L’anno scorso, il 10 giugno, questa rivista ha ricordato l’entrata in guerra dell’Italia, il 10 giugno 1940.

È questa una data fondamentale per poter capire tanta storia di oggi. Infatti ciò che è facilmente constatabile è che l’opposizione alla Storia, tipica della cultura contemporanea, è un fatto puramente ideologico, un inganno premeditato della classe dominante, che era al potere nel 1940, e che, ulteriormente rafforzata economicamente, detiene il potere ancora oggi e continuamente insinua nelle menti ingenue, per mantenerle nell’ignoranza (attraverso il degrado della scuola dell’università mass media eccetera), l’inganno che fin dal 1844-1846 Marx e Engels denunciavano nell’Ideologia tedesca.

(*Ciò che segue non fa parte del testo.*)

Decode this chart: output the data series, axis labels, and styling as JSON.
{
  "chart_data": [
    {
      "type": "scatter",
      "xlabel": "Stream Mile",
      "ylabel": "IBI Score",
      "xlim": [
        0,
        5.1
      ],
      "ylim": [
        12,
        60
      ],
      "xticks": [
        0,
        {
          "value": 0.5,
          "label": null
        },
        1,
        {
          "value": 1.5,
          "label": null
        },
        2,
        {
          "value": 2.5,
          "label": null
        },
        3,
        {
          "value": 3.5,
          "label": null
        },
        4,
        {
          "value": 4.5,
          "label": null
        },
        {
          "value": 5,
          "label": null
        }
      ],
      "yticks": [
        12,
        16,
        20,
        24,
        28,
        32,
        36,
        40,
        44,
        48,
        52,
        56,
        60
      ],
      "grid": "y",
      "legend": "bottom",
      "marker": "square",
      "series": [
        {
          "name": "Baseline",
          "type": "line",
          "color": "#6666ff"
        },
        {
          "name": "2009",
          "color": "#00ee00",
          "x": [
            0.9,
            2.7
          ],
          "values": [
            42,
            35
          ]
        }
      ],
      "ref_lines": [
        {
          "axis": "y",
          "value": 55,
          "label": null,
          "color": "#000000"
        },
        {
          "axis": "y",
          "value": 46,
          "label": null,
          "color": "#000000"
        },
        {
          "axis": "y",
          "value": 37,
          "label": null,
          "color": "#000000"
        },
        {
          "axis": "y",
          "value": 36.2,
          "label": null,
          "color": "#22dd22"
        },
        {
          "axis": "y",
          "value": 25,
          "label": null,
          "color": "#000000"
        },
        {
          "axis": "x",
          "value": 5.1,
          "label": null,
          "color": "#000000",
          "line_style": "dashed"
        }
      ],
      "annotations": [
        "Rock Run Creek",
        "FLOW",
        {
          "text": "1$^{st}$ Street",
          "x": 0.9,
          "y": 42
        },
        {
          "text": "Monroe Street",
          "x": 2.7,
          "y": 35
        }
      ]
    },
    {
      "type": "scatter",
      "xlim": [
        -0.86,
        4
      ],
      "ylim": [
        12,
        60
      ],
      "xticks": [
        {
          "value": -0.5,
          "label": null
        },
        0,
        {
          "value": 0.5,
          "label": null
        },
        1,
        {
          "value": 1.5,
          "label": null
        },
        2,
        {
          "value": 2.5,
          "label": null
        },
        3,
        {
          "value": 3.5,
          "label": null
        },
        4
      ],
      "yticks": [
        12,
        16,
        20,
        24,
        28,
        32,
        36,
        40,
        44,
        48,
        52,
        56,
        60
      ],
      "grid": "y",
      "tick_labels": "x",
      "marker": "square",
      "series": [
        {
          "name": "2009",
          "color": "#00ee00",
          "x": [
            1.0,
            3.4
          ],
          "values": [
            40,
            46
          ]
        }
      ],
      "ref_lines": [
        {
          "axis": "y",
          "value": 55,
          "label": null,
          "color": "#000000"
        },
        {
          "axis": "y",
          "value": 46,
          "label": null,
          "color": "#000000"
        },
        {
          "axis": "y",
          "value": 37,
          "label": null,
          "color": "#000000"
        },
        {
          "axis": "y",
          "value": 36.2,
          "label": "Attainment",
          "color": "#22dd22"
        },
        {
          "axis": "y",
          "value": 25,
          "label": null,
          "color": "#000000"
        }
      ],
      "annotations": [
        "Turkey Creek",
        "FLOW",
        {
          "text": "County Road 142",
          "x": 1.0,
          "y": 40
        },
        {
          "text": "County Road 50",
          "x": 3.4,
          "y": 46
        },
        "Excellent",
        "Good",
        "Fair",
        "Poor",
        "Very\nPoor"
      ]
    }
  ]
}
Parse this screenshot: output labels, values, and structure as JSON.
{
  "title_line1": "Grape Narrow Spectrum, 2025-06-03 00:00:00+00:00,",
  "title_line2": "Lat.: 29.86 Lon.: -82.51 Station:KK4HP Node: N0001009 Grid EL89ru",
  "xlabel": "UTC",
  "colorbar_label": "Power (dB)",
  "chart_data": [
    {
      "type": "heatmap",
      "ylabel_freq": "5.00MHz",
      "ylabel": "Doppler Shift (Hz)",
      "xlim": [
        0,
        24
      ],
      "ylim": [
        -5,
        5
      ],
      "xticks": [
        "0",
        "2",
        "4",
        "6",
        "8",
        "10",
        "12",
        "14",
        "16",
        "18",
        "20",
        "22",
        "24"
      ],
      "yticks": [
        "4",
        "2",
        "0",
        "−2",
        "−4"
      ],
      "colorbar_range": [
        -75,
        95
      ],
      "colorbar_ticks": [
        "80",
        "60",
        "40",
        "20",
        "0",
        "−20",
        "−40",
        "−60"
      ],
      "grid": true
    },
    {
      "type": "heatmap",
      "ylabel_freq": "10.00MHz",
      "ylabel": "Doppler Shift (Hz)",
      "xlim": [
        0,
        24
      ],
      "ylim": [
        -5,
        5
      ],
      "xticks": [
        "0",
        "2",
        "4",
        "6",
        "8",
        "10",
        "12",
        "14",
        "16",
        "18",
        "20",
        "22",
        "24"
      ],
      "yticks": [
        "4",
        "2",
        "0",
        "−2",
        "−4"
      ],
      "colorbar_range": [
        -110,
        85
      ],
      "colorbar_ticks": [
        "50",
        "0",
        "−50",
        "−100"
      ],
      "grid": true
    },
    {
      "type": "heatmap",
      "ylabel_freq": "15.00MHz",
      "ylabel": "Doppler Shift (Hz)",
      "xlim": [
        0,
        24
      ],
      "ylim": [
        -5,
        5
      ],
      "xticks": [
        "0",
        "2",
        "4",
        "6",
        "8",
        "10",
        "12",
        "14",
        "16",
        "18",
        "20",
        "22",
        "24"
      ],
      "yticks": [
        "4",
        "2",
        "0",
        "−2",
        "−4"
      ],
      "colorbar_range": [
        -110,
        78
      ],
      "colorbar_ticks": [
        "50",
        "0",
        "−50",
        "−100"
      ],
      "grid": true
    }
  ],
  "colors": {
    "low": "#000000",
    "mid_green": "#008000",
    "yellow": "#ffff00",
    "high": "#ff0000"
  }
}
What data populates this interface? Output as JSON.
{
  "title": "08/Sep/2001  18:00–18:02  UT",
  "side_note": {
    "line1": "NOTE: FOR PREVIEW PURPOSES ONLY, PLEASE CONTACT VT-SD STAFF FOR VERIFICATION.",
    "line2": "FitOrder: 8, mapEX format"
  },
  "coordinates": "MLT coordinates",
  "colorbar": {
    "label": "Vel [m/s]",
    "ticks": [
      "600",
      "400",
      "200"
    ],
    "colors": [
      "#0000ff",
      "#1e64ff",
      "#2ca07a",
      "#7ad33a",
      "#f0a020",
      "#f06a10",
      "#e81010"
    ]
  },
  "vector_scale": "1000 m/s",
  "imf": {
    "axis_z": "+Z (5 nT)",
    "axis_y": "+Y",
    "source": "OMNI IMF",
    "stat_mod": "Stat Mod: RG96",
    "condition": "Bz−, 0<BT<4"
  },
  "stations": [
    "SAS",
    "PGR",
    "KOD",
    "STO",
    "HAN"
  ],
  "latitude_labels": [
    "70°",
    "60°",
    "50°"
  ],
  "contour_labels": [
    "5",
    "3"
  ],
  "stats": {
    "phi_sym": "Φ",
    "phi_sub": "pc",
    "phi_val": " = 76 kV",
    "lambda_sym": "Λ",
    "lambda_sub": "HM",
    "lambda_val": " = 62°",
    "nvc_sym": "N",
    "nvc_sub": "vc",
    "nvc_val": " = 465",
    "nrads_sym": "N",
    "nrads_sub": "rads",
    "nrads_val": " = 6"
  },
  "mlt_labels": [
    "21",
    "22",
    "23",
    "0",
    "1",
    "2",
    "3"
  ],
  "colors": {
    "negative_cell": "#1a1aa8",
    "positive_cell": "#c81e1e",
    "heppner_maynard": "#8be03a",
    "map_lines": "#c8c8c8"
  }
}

D’altronde come potrebbe l’ideologia dominante affrontare il ricordo di un evento che fu dettato dalla necessità dell’espansione industriale e commerciale dell’economia italiana (non bisogna dimenticare che l’Italia era entrata in guerra, iniziata il primo settembre 1939, quando le armate tedesche stavano vincendo su tutto il fronte europeo) supportata da una poderosa ideologia nazionalistica prodotta quest’ultima dalla cultura del tempo per rafforzare sul piano delle coscienze questa tendenza economica che il fascismo cercava di nascondere sotto una coltre ideologica assai simile al

sentimento perverso che fa sì che l’uomo resti attaccato alle proprie radici e scambi un fatto puramente casuale per un inalienabile diritto?

I nazisti sintetizzavano questo sentimento, tutto ideologico nel senso del 1846, nel loro razzistico motto: “sangue e terra” “Blut und Boden", appunto.